Political newcomer Bonnie Girard is challenging incumbent Congressman Randy Forbes in the Fourth Congressional District Republican primary on June 12.
Last weekend, after a meeting of the Republican Liberty Caucus of Virginia, Girard sat down with the Charlottesville Libertarian Examiner to talk about her reasons for running for the GOP nomination, the political figures she admires, and how Republican candidates can earn the votes of libertarians.
Girard is a China specialist, having spent about 18 of the past 25 years working in China and continuing to work with Chinese businesses since her return to Virginia.
She is concerned about the transfer of dual-use technology that could reach the People’s Liberation Army and has been disappointed by the response of Congressman Forbes and his staff when she brings these concerns to their attention.
‘Tough on China’
Forbes is co-chairman of the Congressional China Caucus and has a reputation of being “tough on China,” according to Girard.

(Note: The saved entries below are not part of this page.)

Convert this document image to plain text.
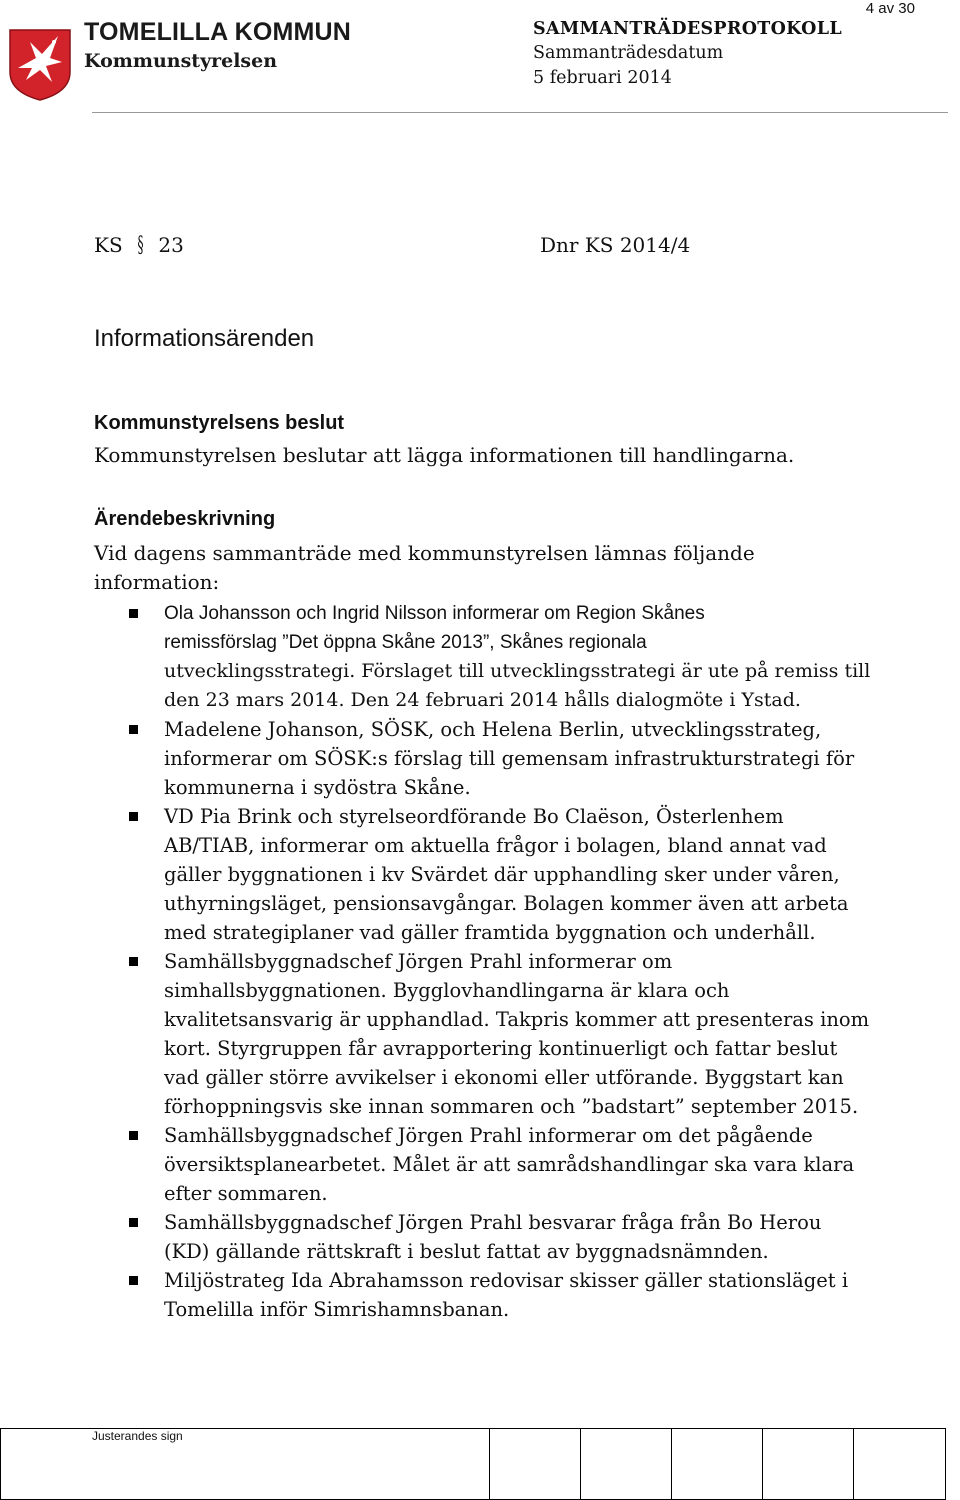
TOMELILLA KOMMUN
Kommunstyrelsen
SAMMANTRÄDESPROTOKOLL
Sammanträdesdatum
5 februari 2014
4 av 30
KS § 23	Dnr KS 2014/4
Informationsärenden
Kommunstyrelsens beslut
Kommunstyrelsen beslutar att lägga informationen till handlingarna.
Ärendebeskrivning
Vid dagens sammanträde med kommunstyrelsen lämnas följande
information:
Ola Johansson och Ingrid Nilsson informerar om Region Skånes
remissförslag ”Det öppna Skåne 2013”, Skånes regionala
utvecklingsstrategi. Förslaget till utvecklingsstrategi är ute på remiss till
den 23 mars 2014. Den 24 februari 2014 hålls dialogmöte i Ystad.
Madelene Johanson, SÖSK, och Helena Berlin, utvecklingsstrateg,
informerar om SÖSK:s förslag till gemensam infrastrukturstrategi för
kommunerna i sydöstra Skåne.
VD Pia Brink och styrelseordförande Bo Claëson, Österlenhem
AB/TIAB, informerar om aktuella frågor i bolagen, bland annat vad
gäller byggnationen i kv Svärdet där upphandling sker under våren,
uthyrningsläget, pensionsavgångar. Bolagen kommer även att arbeta
med strategiplaner vad gäller framtida byggnation och underhåll.
Samhällsbyggnadschef Jörgen Prahl informerar om
simhallsbyggnationen. Bygglovhandlingarna är klara och
kvalitetsansvarig är upphandlad. Takpris kommer att presenteras inom
kort. Styrgruppen får avrapportering kontinuerligt och fattar beslut
vad gäller större avvikelser i ekonomi eller utförande. Byggstart kan
förhoppningsvis ske innan sommaren och ”badstart” september 2015.
Samhällsbyggnadschef Jörgen Prahl informerar om det pågående
översiktsplanearbetet. Målet är att samrådshandlingar ska vara klara
efter sommaren.
Samhällsbyggnadschef Jörgen Prahl besvarar fråga från Bo Herou
(KD) gällande rättskraft i beslut fattat av byggnadsnämnden.
Miljöstrateg Ida Abrahamsson redovisar skisser gäller stationsläget i
Tomelilla inför Simrishamnsbanan.
Justerandes sign
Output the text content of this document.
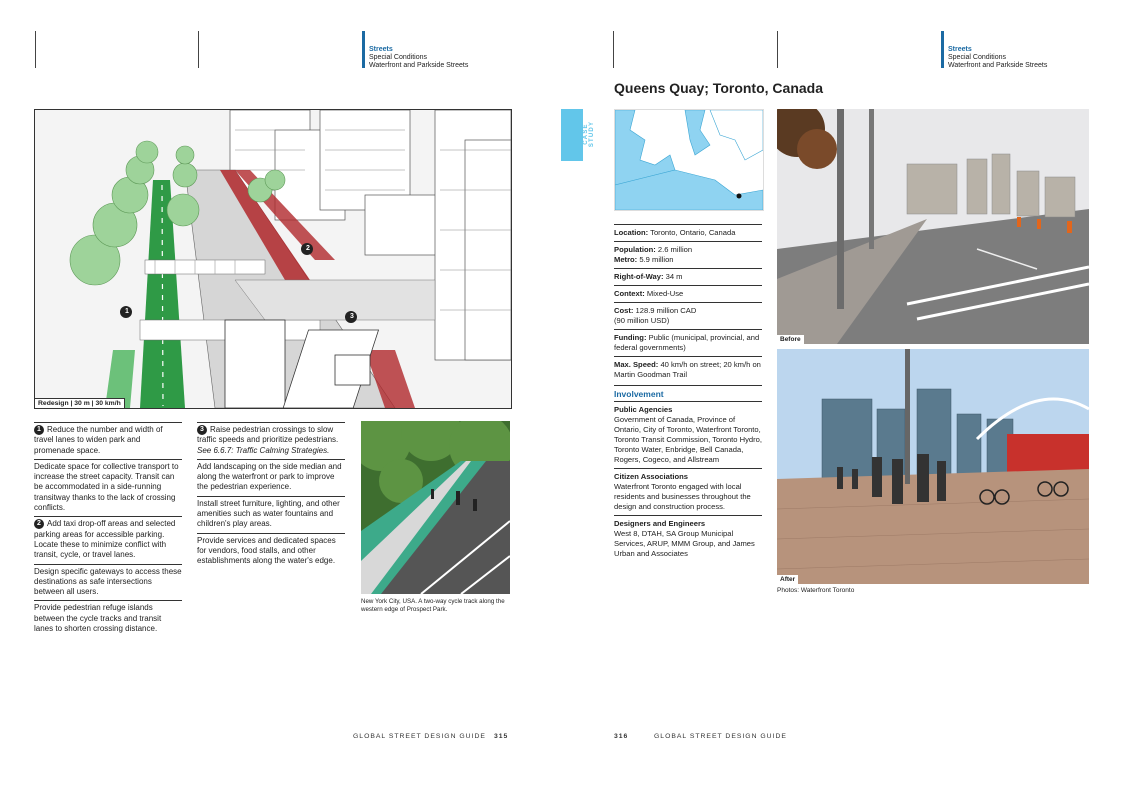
Streets
Special Conditions
Waterfront and Parkside Streets
Streets
Special Conditions
Waterfront and Parkside Streets
1
2
3
Redesign | 30 m | 30 km/h
1 Reduce the number and width of travel lanes to widen park and promenade space.
Dedicate space for collective transport to increase the street capacity. Transit can be accommodated in a side-running transitway thanks to the lack of crossing conflicts.
2 Add taxi drop-off areas and selected parking areas for accessible parking. Locate these to minimize conflict with transit, cycle, or travel lanes.
Design specific gateways to access these destinations as safe intersections between all users.
Provide pedestrian refuge islands between the cycle tracks and transit lanes to shorten crossing distance.
3 Raise pedestrian crossings to slow traffic speeds and prioritize pedestrians. See 6.6.7: Traffic Calming Strategies.
Add landscaping on the side median and along the waterfront or park to improve the pedestrian experience.
Install street furniture, lighting, and other amenities such as water fountains and children's play areas.
Provide services and dedicated spaces for vendors, food stalls, and other establishments along the water's edge.
New York City, USA. A two-way cycle track along the western edge of Prospect Park.
GLOBAL STREET DESIGN GUIDE 315
Queens Quay; Toronto, Canada
CASE STUDY
Location: Toronto, Ontario, Canada
Population: 2.6 million
Metro: 5.9 million
Right-of-Way: 34 m
Context: Mixed-Use
Cost: 128.9 million CAD
(90 million USD)
Funding: Public (municipal, provincial, and federal governments)
Max. Speed: 40 km/h on street; 20 km/h on Martin Goodman Trail
Involvement
Public Agencies
Government of Canada, Province of Ontario, City of Toronto, Waterfront Toronto, Toronto Transit Commission, Toronto Hydro, Toronto Water, Enbridge, Bell Canada, Rogers, Cogeco, and Allstream
Citizen Associations
Waterfront Toronto engaged with local residents and businesses throughout the design and construction process.
Designers and Engineers
West 8, DTAH, SA Group Municipal Services, ARUP, MMM Group, and James Urban and Associates
Before
After
Photos: Waterfront Toronto
316	GLOBAL STREET DESIGN GUIDE
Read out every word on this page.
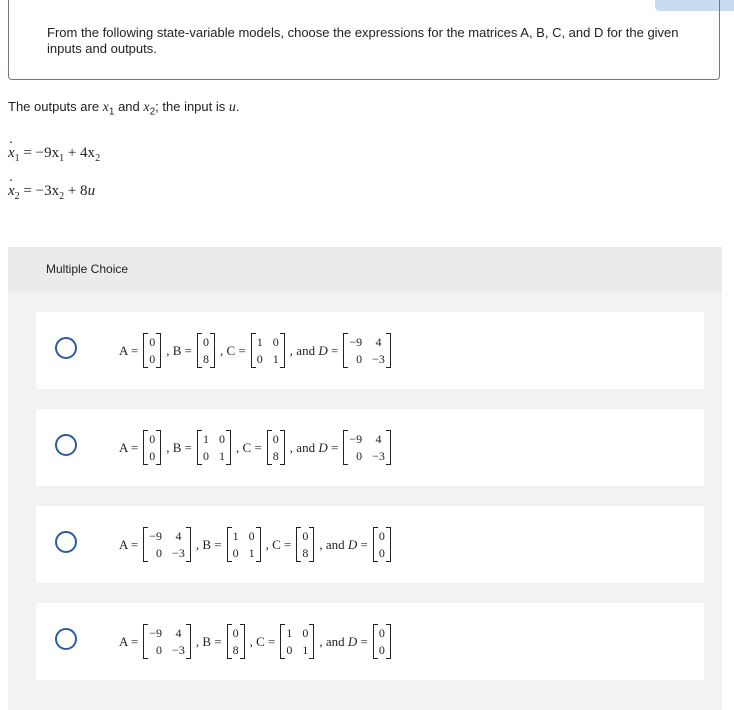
From the following state-variable models, choose the expressions for the matrices A, B, C, and D for the given inputs and outputs.
The outputs are $x_1$ and $x_2$; the input is u.
· $x_1 = -9x_1 + 4x_2$
· $x_2 = -3x_2 + 8u$
Multiple Choice
A =
0
0
, B =
0
8
, C =
1 0
0 1
, and D =
−9 4
0 −3
A =
0
0
, B =
1 0
0 1
, C =
0
8
, and D =
−9 4
0 −3
A =
−9 4
0 −3
, B =
1 0
0 1
, C =
0
8
, and D =
0
0
A =
−9 4
0 −3
, B =
0
8
, C =
1 0
0 1
, and D =
0
0
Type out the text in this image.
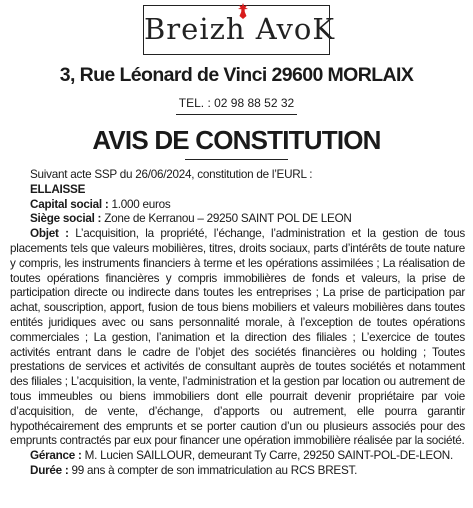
Breizh AvoK
3, Rue Léonard de Vinci 29600 MORLAIX
TEL. : 02 98 88 52 32
AVIS DE CONSTITUTION
Suivant acte SSP du 26/06/2024, constitution de l’EURL :
ELLAISSE
Capital social : 1.000 euros
Siège social : Zone de Kerranou – 29250 SAINT POL DE LEON
Objet : L’acquisition, la propriété, l’échange, l’administration et la gestion de tous placements tels que valeurs mobilières, titres, droits sociaux, parts d’intérêts de toute nature y compris, les instruments financiers à terme et les opérations assimilées ; La réalisation de toutes opérations financières y compris immobilières de fonds et valeurs, la prise de participation directe ou indirecte dans toutes les entreprises ; La prise de participation par achat, souscription, apport, fusion de tous biens mobiliers et valeurs mobilières dans toutes entités juridiques avec ou sans personnalité morale, à l’exception de toutes opérations commerciales ; La gestion, l’animation et la direction des filiales ; L’exercice de toutes activités entrant dans le cadre de l’objet des sociétés financières ou holding ; Toutes prestations de services et activités de consultant auprès de toutes sociétés et notamment des filiales ; L’acquisition, la vente, l’administration et la gestion par location ou autrement de tous immeubles ou biens immobiliers dont elle pourrait devenir propriétaire par voie d’acquisition, de vente, d’échange, d’apports ou autrement, elle pourra garantir hypothécairement des emprunts et se porter caution d’un ou plusieurs associés pour des emprunts contractés par eux pour financer une opération immobilière réalisée par la société.
Gérance : M. Lucien SAILLOUR, demeurant Ty Carre, 29250 SAINT-POL-DE-LEON.
Durée : 99 ans à compter de son immatriculation au RCS BREST.
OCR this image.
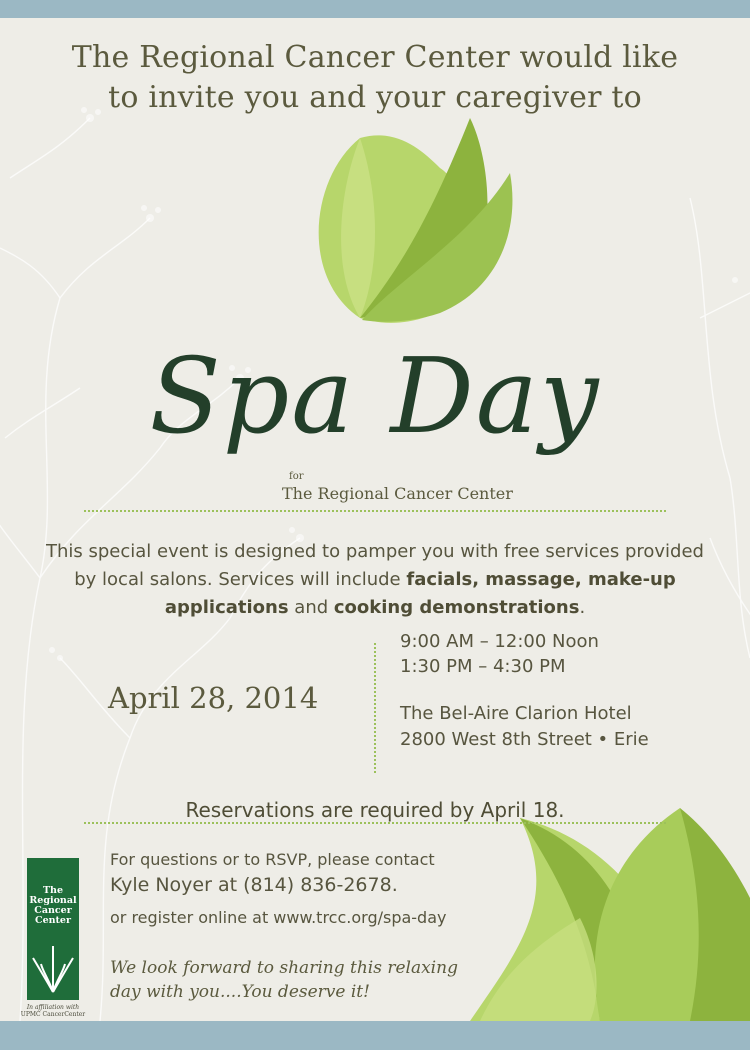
The Regional Cancer Center would like
to invite you and your caregiver to
Spa Day
for
The Regional Cancer Center
This special event is designed to pamper you with free services provided by local salons. Services will include facials, massage, make-up applications and cooking demonstrations.
April 28, 2014
9:00 AM – 12:00 Noon
1:30 PM – 4:30 PM
The Bel-Aire Clarion Hotel
2800 West 8th Street • Erie
Reservations are required by April 18.
The
Regional
Cancer
Center
In affiliation with
UPMC CancerCenter
For questions or to RSVP, please contact
Kyle Noyer at (814) 836-2678.
or register online at www.trcc.org/spa-day
We look forward to sharing this relaxing
day with you....You deserve it!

“No less than six times have I talked with both him and his staff about some very specific information, which I have discovered in the course of my work for the Commonwealth of Virginia, identifying a source of information going to China,” Girard explained, but “neither he nor his staff have ever responded, have ever asked anyone to come to me to ask more details [and] get more information about this.”
After that lack of response, she said, “It began to occur to me: How sincere, how truly sincere, is his tough stance on China?”
Girard suspects that Forbes may be more focused on his relationship with defense contractors that want to do business with China than with keeping U.S. defense technologies out of the hands of the Chinese military.
These concerns ultimately motivated Girard to run for Congress, she said.
“This bothered me enough that I felt I had to make a stand against him.”
Admirable political figures
Girard is an admirer of Benjamin Franklin and Ron Paul.
She recommends that “everybody read the Autobiography of Benjamin Franklin to find inspiration and instruction for leading one’s life as an intelligent, curious, active Renaissance person, which is what he did brilliantly and beautifully.”
Today’s society, she explained, has “become too focused on specialized jobs or specialized directions in our lives.”
Franklin, she said, was a man “who was able, before the word was ever conceived, to multitask on all levels, from invention, from science, to diplomacy, to government, even in his personal life, he was interesting and colorful but he was a man who explored and excelled at most areas of life and did not limit himself to one.”
As for Ron Paul, Girard says she disagrees with him on some issues, agrees with him on others, but admires him for his steadfastness.
“The reason I admire him,” she explained, “is he has never wavered from a set of principles that he has espoused from the beginning of his public life through to today. He has had the guts and the determination to carry this message through to a presidential run, through the debates, till now. He is unfailingly stable. He is unfailingly positive and principled in what he believes. He absolutely believes in the Constitution, the power of the Constitution, the necessity of restoring liberty and the ideals of classical libertarianism to this country, [and] informing people what that means.”
Ron Paul, she said, “operates from principle not from politics and I admire him greatly for that.”
In thinking about how Republican candidates can attract libertarian voters, Girard said that she has discovered, as she participates in the political process as a candidate, “that persuasion on a personal level is hugely important and probably the most effective means by which you can connect with somebody about political ideas.”
Libertarian arguments, she explained, “are so strong that they simply need to be communicated in very personal ways, in ways that can reach people on a level and in a way that means something to them for their personal lives.”
To gain those voters confidence, she concluded, politicians should “reach out with principles [and] talk about principles, and the rest will fall in place.”